If you're a professional writer new to the scene, here are tips on dealing with challenges, managing your routine and avoiding stress
Books, magazines and the internet abound with ‘How to get published’ articles but there are fewer dealing with what happens after the writer has sold their book-length work. Even rarer are the articles dealing with the transition from occasionally published to regular or aspiring ‘professional’ writer, and most of these deal with practical issues such as keeping records for tax purposes.
But one of the most difficult issues to deal with is the change in the day to day routine, particularly the emotional and psychological effect of new working practices. These affect the aspiring professional writer as much as any change in a salaried office role.
Everyone has needs, physical, emotional and spiritual. The psychologist Abraham Maslow proposed a pyramidal hierarchy whereby once basic (aka deficiency) needs were met, so-called growth needs would then require satisfaction. These include at or near the summit of the pyramid morality, lack of prejudice, and most pertinently from the point of view of this article, self-esteem and the respect of and by others. It is these as well as monetary security that drive the urge for recognition. Most writers write to communicate; the professional writer must compromise this need with the need to earn a living.
The unpublished writer who takes seventy-two attempts to sell a novel may be completely unprepared for having to fill the now empty pipeline, as publishers -- not unreasonably -- want another book. Most beginning writers don’t think beyond the book they’re selling, and if they’re writing another, that one. Selling the book to the publishers isn’t an end-game; it’s just a stage in a process. The new novelist may be completely unprepared for having to spend all their writing time hustling and marketing, which creates uncontrolled pressure.
Pressure is good. Pressure is what we respond to. But pressure is controlled, by definition. Stress is pressure that is out of our control. While pressure is healthy for creativity, stress is bad.
So how does one turn stress into pressure? By controlling change.
Change is perceived as a threat when it is imposed from the outside, because those affected have lost control. This is difficult for the newly successful to come to terms with as they have usually sought the change, but the precise nature of its effects can rarely be foreseen. The key to establishing a new comfort zone is to (wherever possible) to take control of the change.
There are three main factors leading to a comfort zone; experience, routine and rituals.
Experience initially only comes with time, but as people get older, the newly promoted should look to use previous familiarity of similar situations to gain experience, and peer knowledge wherever possible, which is where networking can prove extremely beneficial. Writers like Tobias Buckell provide a wealth of information and insight on their websites.
Routine is comparatively easy to establish when the job is structured, but when the new promotion leads to supervisory or management positions, the onus is much more on the individual to create their own structure, and this is especially true when the person promoted is self-employed, and especially when they an artist such as a writer, where many of the tasks are intangible or hard to measure.
One solution is to create a list of tasks that need to be done, preferably in of importance.

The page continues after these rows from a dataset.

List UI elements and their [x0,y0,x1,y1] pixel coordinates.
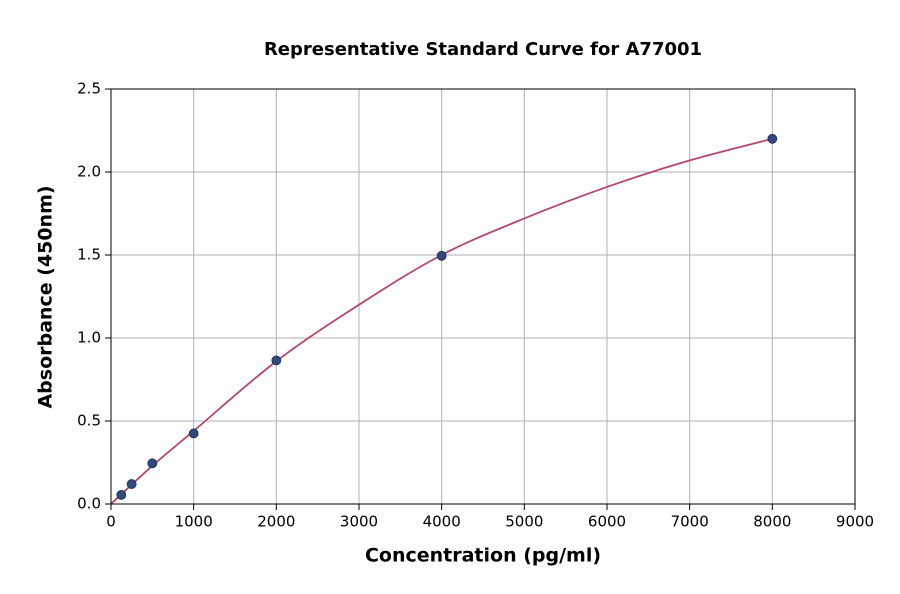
x-tick-label: 4000 [423,513,461,531]
data-point [436,250,447,261]
x-tick-label: 6000 [588,513,626,531]
chart-title: Representative Standard Curve for A77001 [264,39,702,60]
data-point [767,133,778,144]
data-point [271,355,282,366]
y-tick-label: 1.0 [77,329,101,347]
x-tick-label: 0 [106,513,116,531]
x-tick-label: 5000 [505,513,543,531]
x-tick-label: 8000 [753,513,791,531]
data-point [147,458,158,469]
data-point [116,489,127,500]
y-tick-label: 0.0 [77,495,101,513]
y-tick-label: 1.5 [77,246,101,264]
y-tick-label: 2.0 [77,163,101,181]
x-tick-label: 1000 [175,513,213,531]
x-tick-label: 9000 [836,513,874,531]
data-point [188,428,199,439]
x-axis-label: Concentration (pg/ml) [365,545,601,567]
x-tick-label: 2000 [257,513,295,531]
fit-curve [110,137,773,505]
y-axis-label: Absorbance (450nm) [35,185,57,408]
x-tick-label: 3000 [340,513,378,531]
plot-frame [110,88,856,505]
y-tick-label: 2.5 [77,80,101,98]
y-tick-label: 0.5 [77,412,101,430]
x-tick-label: 7000 [671,513,709,531]
data-point [126,479,137,489]
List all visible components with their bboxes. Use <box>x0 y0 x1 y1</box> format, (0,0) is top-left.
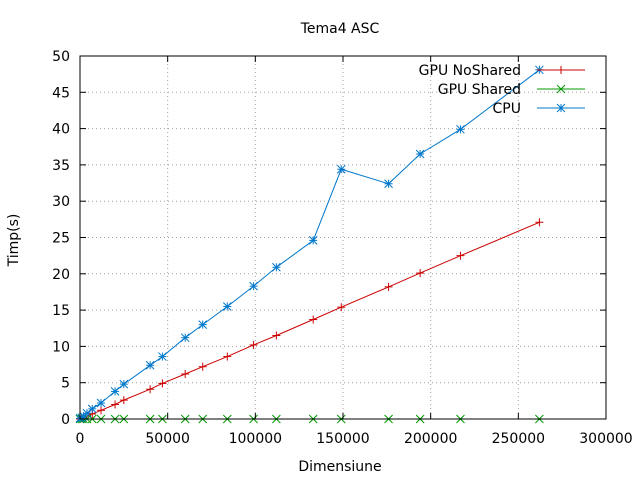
data-point-cpu <box>145 360 155 370</box>
y-tick-label: 5 <box>61 376 70 392</box>
data-point-cpu <box>222 302 232 311</box>
data-point-gpu-noshared <box>223 352 232 361</box>
y-tick-label: 50 <box>52 49 70 65</box>
data-point-gpu-noshared <box>249 340 258 349</box>
x-tick-label: 0 <box>76 431 85 447</box>
data-point-cpu <box>198 320 208 329</box>
data-point-gpu-noshared <box>198 362 207 371</box>
data-point-cpu <box>272 262 281 272</box>
data-point-gpu-noshared <box>97 406 106 415</box>
y-tick-label: 20 <box>52 267 70 283</box>
data-point-gpu-noshared <box>456 251 465 260</box>
data-point-cpu <box>110 387 120 396</box>
data-point-gpu-noshared <box>111 400 120 409</box>
data-point-cpu <box>180 333 190 343</box>
y-tick-label: 40 <box>52 122 70 138</box>
y-tick-label: 15 <box>52 303 70 319</box>
x-tick-label: 300000 <box>579 431 632 447</box>
legend-label: CPU <box>493 101 521 117</box>
data-point-cpu <box>336 164 346 174</box>
data-point-cpu <box>249 281 258 291</box>
legend: GPU NoShared GPU Shared CPU <box>419 63 585 117</box>
data-point-cpu <box>384 179 393 189</box>
series-gpu-noshared <box>76 218 544 423</box>
data-point-cpu <box>119 379 129 389</box>
plot-series <box>75 65 544 424</box>
data-point-cpu <box>308 236 318 245</box>
y-tick-label: 0 <box>61 412 70 428</box>
data-point-cpu <box>415 149 425 159</box>
legend-marker-gpu-noshared <box>557 66 565 74</box>
x-tick-label: 250000 <box>492 431 545 447</box>
data-point-gpu-noshared <box>416 269 425 278</box>
x-tick-label: 200000 <box>404 431 457 447</box>
legend-marker-gpu-shared <box>556 84 566 94</box>
data-point-gpu-noshared <box>158 379 167 388</box>
legend-label: GPU Shared <box>438 82 521 98</box>
data-point-cpu <box>456 124 465 134</box>
legend-label: GPU NoShared <box>419 63 521 79</box>
data-point-cpu <box>96 398 106 408</box>
data-point-gpu-noshared <box>337 303 346 312</box>
x-tick-label: 100000 <box>229 431 282 447</box>
y-tick-label: 35 <box>52 158 70 174</box>
y-tick-label: 25 <box>52 231 70 247</box>
data-point-gpu-noshared <box>384 282 393 291</box>
x-axis-label: Dimensiune <box>298 459 381 475</box>
data-point-gpu-noshared <box>146 385 155 394</box>
data-point-gpu-noshared <box>181 369 190 378</box>
axis-ticks: 0 5 10 15 20 25 30 35 40 45 50 0 50000 100000 150000 20… <box>52 49 633 447</box>
x-tick-label: 150000 <box>316 431 369 447</box>
data-point-gpu-noshared <box>119 396 128 405</box>
chart-title: Tema4 ASC <box>300 21 380 37</box>
legend-marker-cpu <box>556 103 566 113</box>
data-point-gpu-noshared <box>309 315 318 324</box>
data-point-cpu <box>87 404 97 414</box>
grid <box>80 56 606 419</box>
plot-frame <box>79 55 607 420</box>
series-cpu <box>75 65 544 423</box>
data-point-cpu <box>158 352 167 361</box>
y-tick-label: 10 <box>52 339 70 355</box>
y-axis-label: Timp(s) <box>6 214 22 268</box>
data-point-gpu-noshared <box>272 331 281 340</box>
data-point-gpu-noshared <box>535 218 544 227</box>
y-tick-label: 45 <box>52 85 70 101</box>
y-tick-label: 30 <box>52 194 70 210</box>
x-tick-label: 50000 <box>145 431 190 447</box>
data-point-cpu <box>82 408 92 418</box>
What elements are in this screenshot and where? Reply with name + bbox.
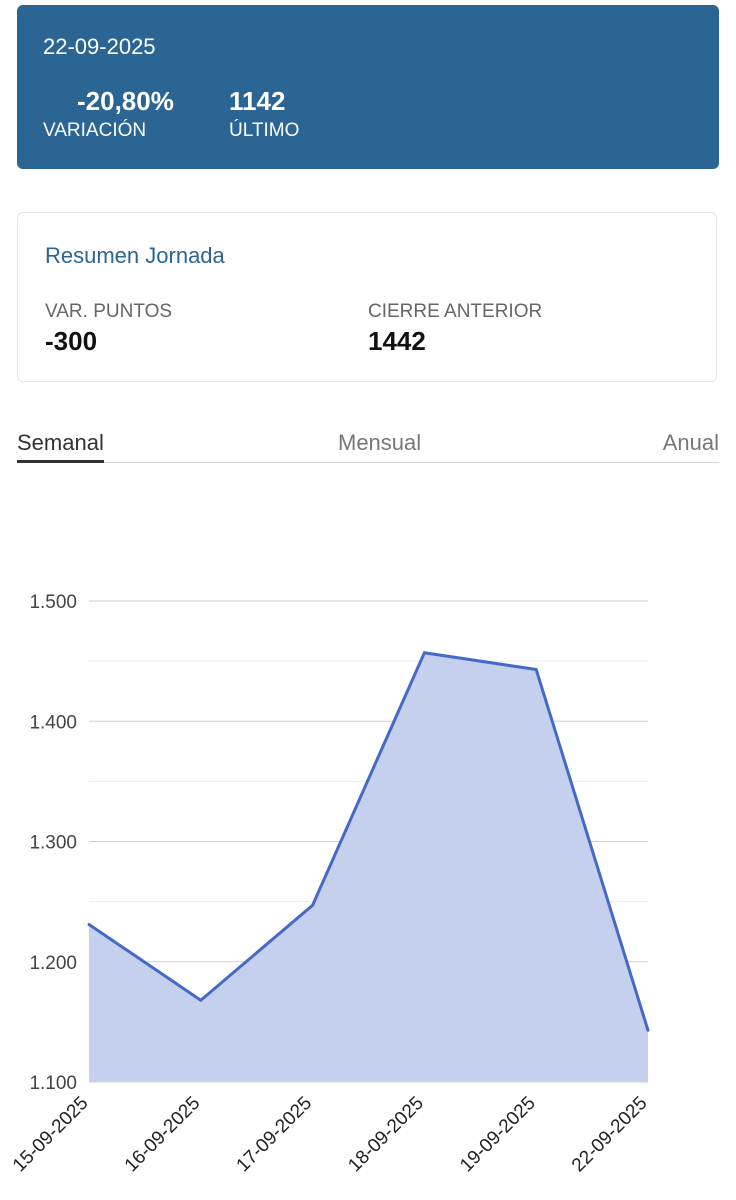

If the order is unclear, or two tasks have equal priority, assign one at random. The order can always be changed, and it at least creates structure. When each task is completed, make a note of the time taken. Once recurring jobs such as checking mails can be timed, start to assign blocks of time.
Writer Eric Witchey runs workshops in the USA and Crete, and teaches both creative writing and habits and attitudes. Eric advocates writing in 45 minutes blocks, then taking a 15 minute break. This ties up with the advice given by the Health & Safety Executive in the UK to keyboard operators. Writing for a period of time --rather than to achieve a word count – removes pressure to write arbitrary amounts of words, and also allows the writer to avoid Work Related Upper Limb Disorders (WRULDs).
If your life is especially sedentary, regular exercise is beneficial, whether it be yoga, swimming, or simply walking the dog. Turning into a couch potato is easily done, and increases stress substantially.
Riituals are equally important. Try to log off at least an hour before going to bed. Baths and calming music help one to relax. Again, set them to a regular time.
By building routine and ritual, and gaining the experience by learning to master the tasks, the new or aspiring professional can establish their own comfort zone, and master the stress of meeting new challenges in their work.